Take a bow, Lockwood Smith. At long last, the House has a Speaker who seems serious about removing the blight on New Zealand's democracy - the increasing tendency of Cabinet ministers to thumb their noses at the constitutional convention that they are accountable to Parliament.

Smith dropped a bit of a bombshell on the first sitting day of the year when he expressed displeasure with Labour Minister Kate Wilkinson's reply to an Opposition question about the minimum wage, and then instructed her to answer the question again.

Such a practice is almost unheard of. You could see the jaws of National Party colleagues collectively dropping in shock.

For too long, however, the hour-plus set aside each afternoon in the House for MPs to quiz ministers has been much more about political theatre than ministerial accountability.

As the former and very disillusioned National MP Mark Blumsky noted before leaving Parliament last year, question time often descends into farce.

Under standing orders - Parliament's rules - ministers only have to "address" questions, rather than actually answer them properly.

As long as the minister makes some reference to the subject in question - however vague or tangential - he or she is deemed to have addressed the question.

Ministers can therefore duck the difficult questions in the one forum where they are supposed to be held to account.

Instead, as Blumsky observed, question time has become a competition to see which minister can give the "best smart-arsed answer". Democracy is the loser.

Smith's predecessor, Labour's Margaret Wilson, occasionally displayed exasperation at such behaviour, telling ministers to give more fulsome replies. She dropped more than a few hints to complaining National MPs that it was up to the House - not her - to review the relevant standing orders.

Smith is clearly going to stamp his own mark on the Speakership - something he underlined yesterday by announcing a change in route for the Speaker's daily procession to the House.
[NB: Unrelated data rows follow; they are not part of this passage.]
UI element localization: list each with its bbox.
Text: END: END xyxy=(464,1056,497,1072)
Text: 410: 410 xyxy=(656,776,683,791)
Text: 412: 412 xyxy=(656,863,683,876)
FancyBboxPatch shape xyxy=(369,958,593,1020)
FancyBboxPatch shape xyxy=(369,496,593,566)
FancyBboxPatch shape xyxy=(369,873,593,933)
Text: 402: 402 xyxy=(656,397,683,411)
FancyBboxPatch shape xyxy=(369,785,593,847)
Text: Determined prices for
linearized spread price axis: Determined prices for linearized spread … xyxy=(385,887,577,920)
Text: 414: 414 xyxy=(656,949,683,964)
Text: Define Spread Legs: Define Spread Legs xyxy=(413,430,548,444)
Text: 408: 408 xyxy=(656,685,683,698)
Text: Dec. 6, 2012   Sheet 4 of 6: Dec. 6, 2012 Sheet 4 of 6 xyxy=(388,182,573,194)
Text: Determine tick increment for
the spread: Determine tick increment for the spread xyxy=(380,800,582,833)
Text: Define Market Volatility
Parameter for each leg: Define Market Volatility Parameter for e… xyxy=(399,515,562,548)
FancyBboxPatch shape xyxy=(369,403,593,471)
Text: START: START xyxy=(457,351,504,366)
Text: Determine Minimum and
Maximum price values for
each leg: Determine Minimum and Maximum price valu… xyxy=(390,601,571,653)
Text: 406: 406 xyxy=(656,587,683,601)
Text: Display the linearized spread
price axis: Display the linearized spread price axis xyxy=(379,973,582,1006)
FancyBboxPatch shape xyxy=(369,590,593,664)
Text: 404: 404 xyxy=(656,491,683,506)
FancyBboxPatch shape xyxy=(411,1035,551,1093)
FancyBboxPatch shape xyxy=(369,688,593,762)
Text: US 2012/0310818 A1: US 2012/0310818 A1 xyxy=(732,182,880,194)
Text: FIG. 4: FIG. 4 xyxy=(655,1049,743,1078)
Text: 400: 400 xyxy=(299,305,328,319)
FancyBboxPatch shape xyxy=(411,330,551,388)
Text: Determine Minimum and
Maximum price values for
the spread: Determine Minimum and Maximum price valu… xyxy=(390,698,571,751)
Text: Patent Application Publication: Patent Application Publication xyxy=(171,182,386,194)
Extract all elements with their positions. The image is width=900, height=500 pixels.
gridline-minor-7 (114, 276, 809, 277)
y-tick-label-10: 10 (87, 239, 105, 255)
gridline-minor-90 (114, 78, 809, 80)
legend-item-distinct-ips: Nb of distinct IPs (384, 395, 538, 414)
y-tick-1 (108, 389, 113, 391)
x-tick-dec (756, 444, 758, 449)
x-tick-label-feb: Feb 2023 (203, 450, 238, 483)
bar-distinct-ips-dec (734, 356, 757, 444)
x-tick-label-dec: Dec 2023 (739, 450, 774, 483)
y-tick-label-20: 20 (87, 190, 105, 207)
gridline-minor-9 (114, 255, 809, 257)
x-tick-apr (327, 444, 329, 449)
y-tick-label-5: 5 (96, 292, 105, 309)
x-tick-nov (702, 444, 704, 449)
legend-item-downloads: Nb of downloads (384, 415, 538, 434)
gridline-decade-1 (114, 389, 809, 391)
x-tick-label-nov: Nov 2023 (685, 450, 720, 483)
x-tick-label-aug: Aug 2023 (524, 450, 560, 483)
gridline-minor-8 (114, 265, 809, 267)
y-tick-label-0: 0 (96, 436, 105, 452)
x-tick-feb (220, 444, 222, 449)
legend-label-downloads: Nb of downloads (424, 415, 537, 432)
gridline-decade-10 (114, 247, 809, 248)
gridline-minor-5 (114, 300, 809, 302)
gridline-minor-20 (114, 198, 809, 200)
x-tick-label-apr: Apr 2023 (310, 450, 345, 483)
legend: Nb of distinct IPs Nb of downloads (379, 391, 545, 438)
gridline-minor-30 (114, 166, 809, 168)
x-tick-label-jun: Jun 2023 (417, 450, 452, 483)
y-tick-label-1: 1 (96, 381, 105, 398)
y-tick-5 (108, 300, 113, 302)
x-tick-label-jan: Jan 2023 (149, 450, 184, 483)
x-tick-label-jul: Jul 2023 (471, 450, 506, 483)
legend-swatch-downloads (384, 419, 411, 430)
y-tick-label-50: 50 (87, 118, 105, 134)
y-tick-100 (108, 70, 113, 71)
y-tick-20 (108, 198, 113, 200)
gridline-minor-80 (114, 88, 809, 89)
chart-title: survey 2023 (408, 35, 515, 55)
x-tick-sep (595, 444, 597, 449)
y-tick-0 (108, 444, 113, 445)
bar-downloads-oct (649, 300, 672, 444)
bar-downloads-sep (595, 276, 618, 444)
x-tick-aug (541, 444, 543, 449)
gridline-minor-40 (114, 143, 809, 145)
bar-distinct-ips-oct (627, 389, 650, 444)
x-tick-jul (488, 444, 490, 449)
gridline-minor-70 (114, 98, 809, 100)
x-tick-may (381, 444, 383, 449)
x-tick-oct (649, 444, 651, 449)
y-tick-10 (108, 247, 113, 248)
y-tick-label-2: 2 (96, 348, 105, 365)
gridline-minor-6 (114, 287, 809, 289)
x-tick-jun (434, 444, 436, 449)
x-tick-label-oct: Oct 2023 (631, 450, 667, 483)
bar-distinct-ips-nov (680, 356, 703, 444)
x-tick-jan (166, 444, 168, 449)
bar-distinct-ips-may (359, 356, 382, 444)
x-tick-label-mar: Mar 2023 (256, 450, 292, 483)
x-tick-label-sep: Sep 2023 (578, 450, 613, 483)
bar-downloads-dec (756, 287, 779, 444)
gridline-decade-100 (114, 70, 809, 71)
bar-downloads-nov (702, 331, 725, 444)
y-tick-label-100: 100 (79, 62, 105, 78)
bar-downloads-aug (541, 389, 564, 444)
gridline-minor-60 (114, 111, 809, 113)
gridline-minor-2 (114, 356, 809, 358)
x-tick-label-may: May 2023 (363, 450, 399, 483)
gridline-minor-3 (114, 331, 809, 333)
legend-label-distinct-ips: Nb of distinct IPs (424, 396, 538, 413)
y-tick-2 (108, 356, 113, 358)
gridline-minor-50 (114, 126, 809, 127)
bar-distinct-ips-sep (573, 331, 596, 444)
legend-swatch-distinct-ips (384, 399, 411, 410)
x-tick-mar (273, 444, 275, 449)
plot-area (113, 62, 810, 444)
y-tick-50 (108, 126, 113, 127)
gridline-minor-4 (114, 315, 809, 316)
The three-person procession - which has the Mace-carrying Serjeant-at-Arms walking ahead of the Speaker with one of the latter's staff bringing up the rear - is a parliamentary tradition, but one not witnessed by the public.

The new route will take the Speaker into the entrance foyer in Parliament House and will be seen by members of the public heading for the House's galleries, thus making the Speaker "more accessible" to the public.

Smith also cited the public's interest when tackling Wilkinson over her failure to answer Trevor Mallard's question about the minimum wage. The Labour MP had asked her to state the gain in real income per week for a full-time worker on that wage following this week's increase.

Smith ruled the question was perfectly clear and Wilkinson's officials had had plenty of time to come up with a factual answer. In such instances - as distinct from questions seeking an opinion - Smith expected ministers to provide a proper answer, as did the wider public.

Such interventions will not win Smith plaudits from his colleagues. They sat in Opposition for nine frustrating years complaining about Labour ministers diving for cover when the political heat was on.

Now in Government, they would expect the boot to be on the other foot. That it isn't may be unfair on National. But stopping the parliamentary rot meant someone had to start somewhere at some time. Smith has done the right thing by serving notice that he expects ministers to lift their game. The onus is now on him to continue in the manner in which he has begun.